I don’t think I was alone either. I remember reading the press reports when the iPhone was released back in late June…the line waiting, the excitement, and the feeling of general joviality over the whole thing. Of course, the rest of the world raised its collective eyebrow and said, “no thanks, we’ll wait ’til it’s no longer $599, or til when it’s released with other carriers.” By the rest of the world, of course I mean America. Frankly Apple was forced to tell the rest of the world to pound sand, thanks to ATT/Cingular’s demand that it be the sole provider for the signals tethering the iPhone to the USA.

Anyway, I digress. Of course, I knew what the reaction would be. Thousands of irate, embittered, angry calls to Apple demanding why they were played for “suckers” and the rest of the country was now laughing at them. Their precious phone was now being bought for $399! What kind of status symbol is that? Plus, now they look like idiots for being the first in line and paying the premium for being first.


Wait, did I just hit on it? They had the honor of being first to have the iPhone. Isn’t that worth $200 dollars to them? It must have been, because of course if I was running Apple no one would have seen a single dime from me, not a nice little $100 gift from Steve Jobs as an apology. If I was Steve, I’d tell them that I was sorry they felt wronged, and say “Welcome to the Early Adopter life!”

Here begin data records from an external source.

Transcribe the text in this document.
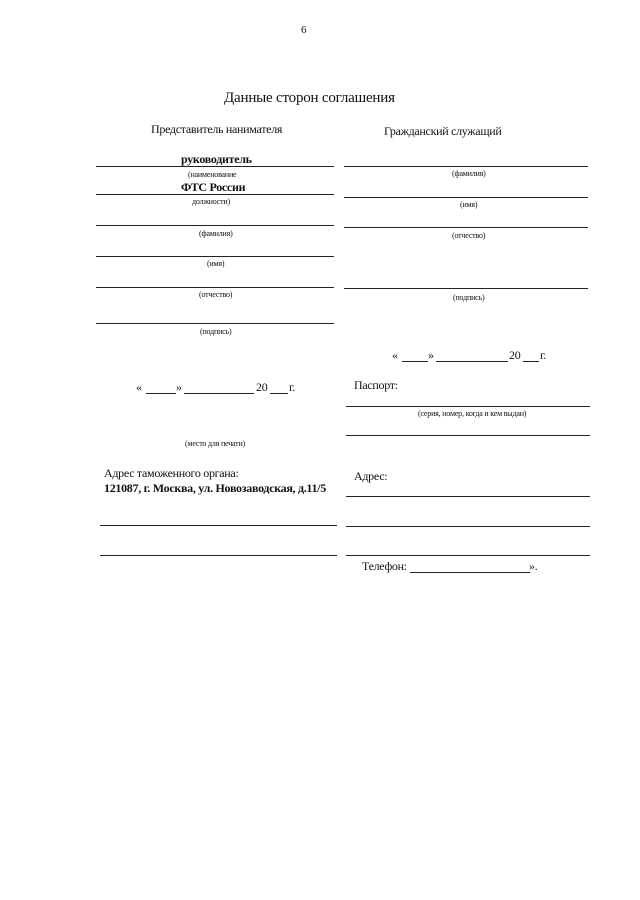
6
Данные сторон соглашения
Представитель нанимателя
руководитель
(наименование
ФТС России
должности)
(фамилия)
(имя)
(отчество)
(подпись)
«	»	20 г.
(место для печати)
Адрес таможенного органа:
121087, г. Москва, ул. Новозаводская, д.11/5
Гражданский служащий
(фамилия)
(имя)
(отчество)
(подпись)
«	»	20 г.
Паспорт:
(серия, номер, когда и кем выдан)
Адрес:
Телефон:	».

Of course, that’s why I’m not running Apple – I have little patience for people who demand to get into the early adopter lifestyle without being prepared for all of what that entails. As a consumer of high performance computer components for the past half decade, I could have told any one of these crybabies that this is the world of technology, and to boot, you’re getting in bed with a company that has never made a mobile phone in its existance. At least when I buy a $500 video card from ATi or nVidia I understand that I’m going to be seeing that same card merely months later for hundreds of dollars less. I feel bad for Apple because they should have had it stamped on these people’s foreheads when they bought their phones that they were basically being a guinea pigs. Why should Apple be held hostage for making a business decision that is completely typical to the world of boutique computer systems?

I understand that it’s different. A phone is not a video card. Apple is not lowering the price because they have iPhone 2.0 and they’re trying to get rid of stock, they’re lowering prices to sell more products for the holiday season. Wait, did I just understand it again? Are companies allowed to lower prices of items before holiday gift-buying seasons? Gosh, I think they are! I can’t understand how people are being caught unaware by this!

I wouldn’t last very long as the CEO of Apple. The shareholders would probably kill me for having that sort of tough-love attitude. Apple needs its early adopters because they’re what make or break their product reviews. It’s a shame though, that their early adopters are turning on them now because they got into a game they didn’t understand.

EXTERNAL LINK: oh boo hoo, my phone is now cheap!

NOTE (10/17/2007): Come to think of it, as I’m doing my homework on copyright law and intellectual property, I always wondered how Apple was able to get away with even calling it the “iPhone” being that Cisco Systems had already copyrighted and released a product called the iPhone which was released months before the Apple iPhone. According to Wikipedia, it was resolved when Cisco and Apple said they would work for “interoperability,” whatever the hell that means. I think it means Apple used its clout with the consumers (Very few consumers know of “Cisco” although more know of its subsidiary “Linksys”) to woo over the thought of Apple promoting Cisco/Linksys products.

That and Cisco probably could have cared less, since it charges corporations thousands of dollars for its firewalls, routers, switches, etc and doesn’t really need a VoIP phone which is actually a piece of crap anyway.